The so-called Asian Tigers who abducted Khawaja – they are still holding Colonel Ameer Sultan Tarrar, nicknamed “Colonel Imam” – are a breakaway faction of the LJ. They are headed by a person who uses several names, including Muhammad Umar (as spokesman of the Taliban’s media center), Imran Mota in Pakistan and Usman Punjabi in the tribal areas.
Most of Usman’s members are Pashtuns of the Mehsud tribe who used to live in the southern Pakistani port city of Karachi, where they developed their affiliation with the anti-Shi’ite LJ. This group is also linked with Qari Hussain, one of the masterminds of the brazen attack on a Central Intelligence Agency base in Afghanistan in December 2009.
For the activities of the Asian Tigers in North Waziristan, the alias of Usman Punjabi has been cunningly chosen – there is another Usman Punjabi in the area, the driver of Ilyas Kashmiri, head of the notorious 313 Brigade and an affiliate of al-Qaeda. (The position of driver among militants is similar to that of an important lieutenant.)
When Usman (of the Tigers) abducted Khawaja and Colonel Imam in March, blame initially fell on Kashmiri and his driver.

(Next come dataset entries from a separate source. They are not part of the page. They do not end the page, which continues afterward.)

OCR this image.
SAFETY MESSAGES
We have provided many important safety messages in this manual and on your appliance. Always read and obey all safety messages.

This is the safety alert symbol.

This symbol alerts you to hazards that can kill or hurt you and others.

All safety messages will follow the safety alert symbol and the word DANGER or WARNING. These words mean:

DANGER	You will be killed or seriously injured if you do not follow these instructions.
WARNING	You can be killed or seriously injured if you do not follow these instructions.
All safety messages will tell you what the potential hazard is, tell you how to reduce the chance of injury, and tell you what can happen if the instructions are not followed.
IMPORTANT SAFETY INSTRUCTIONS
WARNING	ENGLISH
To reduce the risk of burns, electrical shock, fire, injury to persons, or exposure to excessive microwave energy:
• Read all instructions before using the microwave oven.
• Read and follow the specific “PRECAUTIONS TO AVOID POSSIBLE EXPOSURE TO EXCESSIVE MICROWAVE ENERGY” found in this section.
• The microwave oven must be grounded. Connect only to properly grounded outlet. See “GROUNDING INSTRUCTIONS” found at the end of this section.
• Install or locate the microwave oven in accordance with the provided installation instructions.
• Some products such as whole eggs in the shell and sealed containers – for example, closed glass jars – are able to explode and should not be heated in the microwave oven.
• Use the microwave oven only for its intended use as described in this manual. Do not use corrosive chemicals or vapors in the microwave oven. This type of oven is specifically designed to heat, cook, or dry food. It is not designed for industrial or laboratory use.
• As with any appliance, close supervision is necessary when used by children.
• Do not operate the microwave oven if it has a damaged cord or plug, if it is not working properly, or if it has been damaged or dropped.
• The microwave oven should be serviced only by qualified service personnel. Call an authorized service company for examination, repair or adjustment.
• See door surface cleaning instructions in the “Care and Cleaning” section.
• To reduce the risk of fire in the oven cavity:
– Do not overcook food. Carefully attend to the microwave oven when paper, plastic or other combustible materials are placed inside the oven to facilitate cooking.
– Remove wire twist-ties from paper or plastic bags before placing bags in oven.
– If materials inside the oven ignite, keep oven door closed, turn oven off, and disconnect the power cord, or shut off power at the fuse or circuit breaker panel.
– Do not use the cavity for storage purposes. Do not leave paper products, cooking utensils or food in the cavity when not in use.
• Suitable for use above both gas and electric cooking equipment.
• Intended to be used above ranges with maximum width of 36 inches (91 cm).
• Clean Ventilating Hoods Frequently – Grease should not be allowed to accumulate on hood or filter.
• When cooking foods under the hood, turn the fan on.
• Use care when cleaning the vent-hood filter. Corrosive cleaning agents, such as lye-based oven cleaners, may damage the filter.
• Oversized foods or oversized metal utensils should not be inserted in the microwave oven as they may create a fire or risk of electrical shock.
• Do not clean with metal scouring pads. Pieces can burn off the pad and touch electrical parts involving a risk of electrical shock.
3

This upset Kashmiri, but when he approached the Tiger leader to complain, he was told in no uncertain manner to back off, or his (Kashmiri’s) group would be attacked.
The Tigers’ Usman ignored pleas from Mullah Omar that Khawaja be freed, and continues to dismiss the Taliban leader’s instructions that Colonel Imam be released, saying that he wants evidence, such as an audio or video message, of Mullah Omar in person.
“There is a consensus on one issue among all the groups in North Waziristan, and that is that these so-called Asian Tigers are a plant of a foreign intelligence agency to draw the local mujahideen and the Pakistani armed forces into a broader conflict [an operation in North Waziristan],” an al-Qaeda-linked militant told Asia Times Online on the condition of anonymity, because according to him a consultation process is underway on what action to take against the Asian Tigers.
“We contacted the family of Khalid Khawaja immediately after his abduction and made it clear that no mujahideen group [belonging to al-Qaeda] was involved in the abduction. At the moment we are investigating the issue whether these people [Asian Tigers] were unintentionally used by any foreign intelligence agency or whether they were actually working for them. Either way, action will be taken against them accordingly,” the militant said.
The accusations that the Asian Tigers are in some way connected with a foreign intelligence agency are unproven, but they do expose the fragility of the unity among militants.
It would be in the interests of Pakistan and the US to exploit any cracks, but, ironically, if the plans for a military operation in North Waziristan were shelved and drone attacks stopped, an internecine conflict between the old guard of the Taliban and al-Qaeda and the new self-acclaimed Taliban and al-Qaeda would undoubtedly erupt, with profound consequences for the war across the border.